I am familiar with the ability to insert variables into a string using Templates, like this:
Template('value is between $min and $max').substitute(min=5, max=10)
What I now want to know is if it is possible to do the reverse. I want to take a string, and extract the values from it using a template, so that I have some data structure (preferably just named variables, but a dict is fine) that contains the extracted values. For example:
>>> string = 'value is between 5 and 10'
>>> d = Backwards_template('value is between $min and $max').extract(string)
>>> print d
{'min': '5', 'max':'10'}
Is this possible?
That's called regular expressions:
import re
string = 'value is between 5 and 10'
m = re.match(r'value is between (.*) and (.*)', string)
print(m.group(1), m.group(2))
Output:
5 10
Update 1. Names can be given to groups:
m = re.match(r'value is between (?P<min>.*) and (?P<max>.*)', string)

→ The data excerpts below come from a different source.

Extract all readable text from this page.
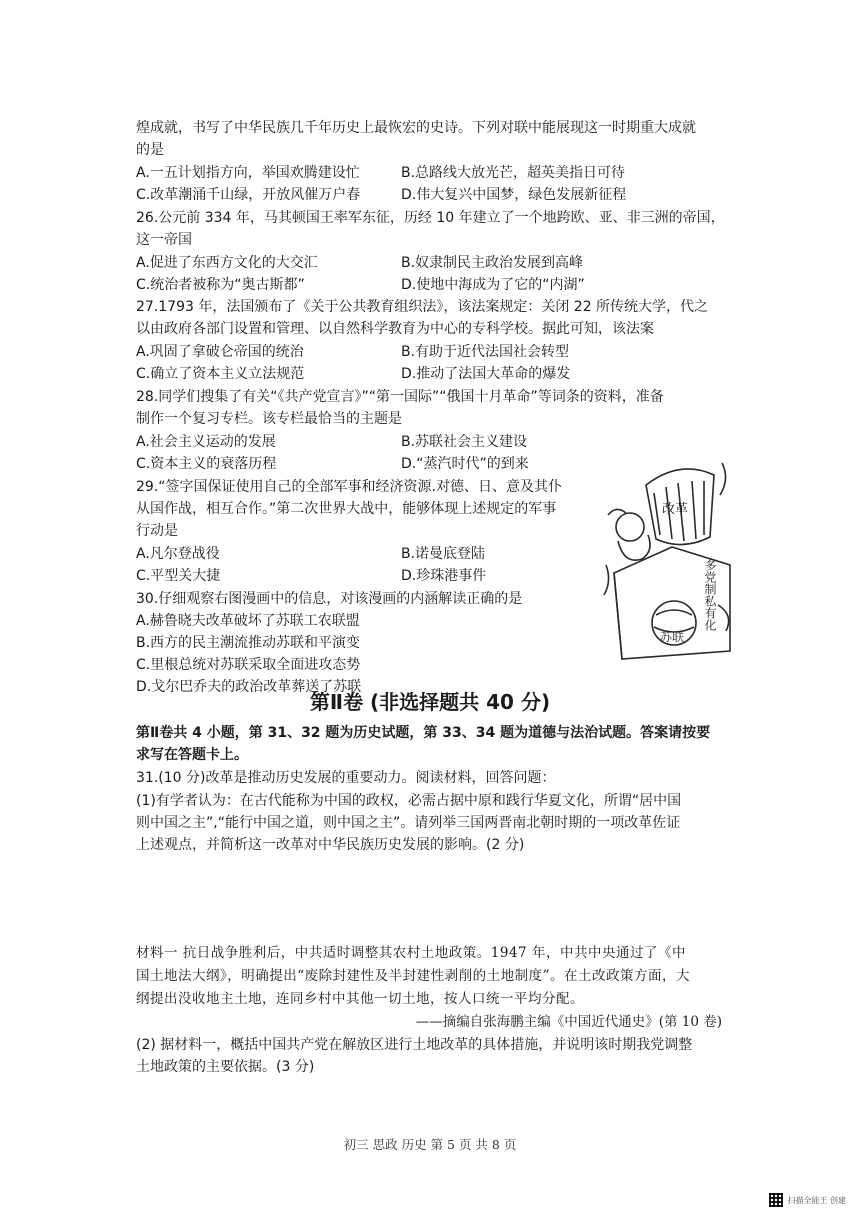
煌成就，书写了中华民族几千年历史上最恢宏的史诗。下列对联中能展现这一时期重大成就
的是
A.一五计划指方向，举国欢腾建设忙	B.总路线大放光芒，超英美指日可待
C.改革潮涌千山绿，开放风催万户春	D.伟大复兴中国梦，绿色发展新征程
26.公元前 334 年，马其顿国王率军东征，历经 10 年建立了一个地跨欧、亚、非三洲的帝国，
这一帝国
A.促进了东西方文化的大交汇	B.奴隶制民主政治发展到高峰
C.统治者被称为“奥古斯都”	D.使地中海成为了它的“内湖”
27.1793 年，法国颁布了《关于公共教育组织法》，该法案规定：关闭 22 所传统大学，代之
以由政府各部门设置和管理、以自然科学教育为中心的专科学校。据此可知，该法案
A.巩固了拿破仑帝国的统治	B.有助于近代法国社会转型
C.确立了资本主义立法规范	D.推动了法国大革命的爆发
28.同学们搜集了有关“《共产党宣言》”“第一国际”“俄国十月革命”等词条的资料，准备
制作一个复习专栏。该专栏最恰当的主题是
A.社会主义运动的发展	B.苏联社会主义建设
C.资本主义的衰落历程	D.“蒸汽时代”的到来
29.“签字国保证使用自己的全部军事和经济资源.对德、日、意及其仆
从国作战，相互合作。”第二次世界大战中，能够体现上述规定的军事
行动是
A.凡尔登战役	B.诺曼底登陆
C.平型关大捷	D.珍珠港事件
30.仔细观察右图漫画中的信息，对该漫画的内涵解读正确的是
A.赫鲁晓夫改革破坏了苏联工农联盟
B.西方的民主潮流推动苏联和平演变
C.里根总统对苏联采取全面进攻态势
D.戈尔巴乔夫的政治改革葬送了苏联
改革
多党制私有化
苏联
第Ⅱ卷 (非选择题共 40 分)
第Ⅱ卷共 4 小题，第 31、32 题为历史试题，第 33、34 题为道德与法治试题。答案请按要
求写在答题卡上。
31.(10 分)改革是推动历史发展的重要动力。阅读材料，回答问题：
(1)有学者认为：在古代能称为中国的政权，必需占据中原和践行华夏文化，所谓“居中国
则中国之主”,“能行中国之道，则中国之主”。请列举三国两晋南北朝时期的一项改革佐证
上述观点，并简析这一改革对中华民族历史发展的影响。(2 分)
材料一 抗日战争胜利后，中共适时调整其农村土地政策。1947 年，中共中央通过了《中
国土地法大纲》，明确提出“废除封建性及半封建性剥削的土地制度”。在土改政策方面，大
纲提出没收地主土地，连同乡村中其他一切土地，按人口统一平均分配。
——摘编自张海鹏主编《中国近代通史》(第 10 卷)
(2) 据材料一，概括中国共产党在解放区进行土地改革的具体措施，并说明该时期我党调整
土地政策的主要依据。(3 分)
初三 思政 历史 第 5 页 共 8 页
扫描全能王 创建
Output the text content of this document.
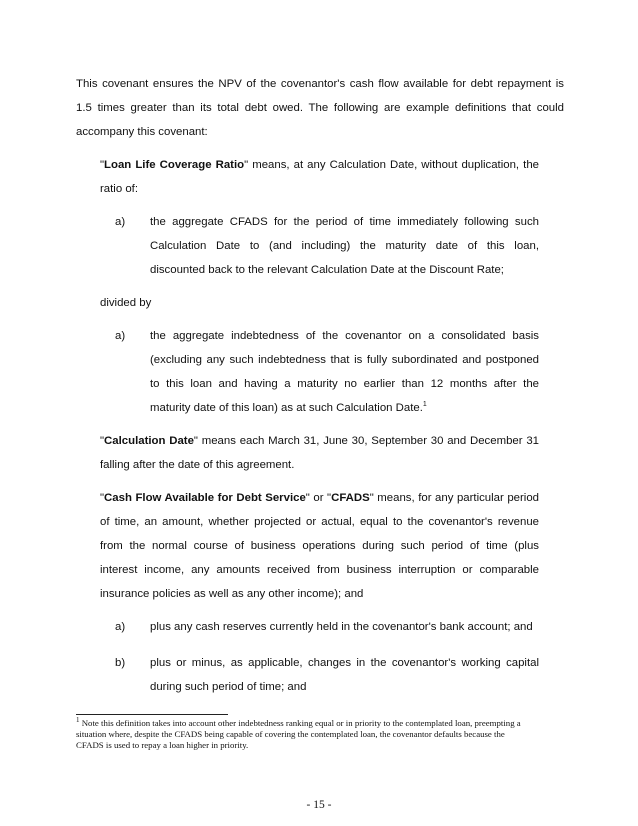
This covenant ensures the NPV of the covenantor's cash flow available for debt repayment is
1.5 times greater than its total debt owed. The following are example definitions that could
accompany this covenant:
"Loan Life Coverage Ratio" means, at any Calculation Date, without duplication, the
ratio of:
a) the aggregate CFADS for the period of time immediately following such
Calculation Date to (and including) the maturity date of this loan,
discounted back to the relevant Calculation Date at the Discount Rate;
divided by
a) the aggregate indebtedness of the covenantor on a consolidated basis
(excluding any such indebtedness that is fully subordinated and postponed
to this loan and having a maturity no earlier than 12 months after the
maturity date of this loan) as at such Calculation Date.$^1$
"Calculation Date" means each March 31, June 30, September 30 and December 31
falling after the date of this agreement.
"Cash Flow Available for Debt Service" or "CFADS" means, for any particular period
of time, an amount, whether projected or actual, equal to the covenantor's revenue
from the normal course of business operations during such period of time (plus
interest income, any amounts received from business interruption or comparable
insurance policies as well as any other income); and
a) plus any cash reserves currently held in the covenantor's bank account; and
b) plus or minus, as applicable, changes in the covenantor's working capital
during such period of time; and
$^1$ Note this definition takes into account other indebtedness ranking equal or in priority to the contemplated loan, preempting a
situation where, despite the CFADS being capable of covering the contemplated loan, the covenantor defaults because the
CFADS is used to repay a loan higher in priority.
- 15 -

print(m.group('min'), m.group('max'))
But this feature is not used often, as there are usually enough problems with a more important aspect: how to capture exactly what you want (with this particular case that's not a big deal, but even here: what if the string is value is between 1 and 2 and 3
-- should the string be accepted and what's the min
and max
?).
Update 2. Rather than making a precise regex, it's sometimes easier to combine regular expressions and "regular" code like this:
m = re.match(r'value is between (?P<min>.*) and (?P<max>.*)', string)
try:
value_min = float(m.group('min'))
value_max = float(m.group('max'))
except (AttributeError, ValueError): # no match or failed conversion
value_min = None
value_max = None
This combined approach is especially worth remembering when your text consists of many chunks (like phrases in quotes of different types) to be processed: in tricky cases, it's harder to define a single regex to handle both delimiters and contents of chunks than to define several steps like text.split()
, optional merging of chunks, and independent processing of each chunk (using regexes and other means).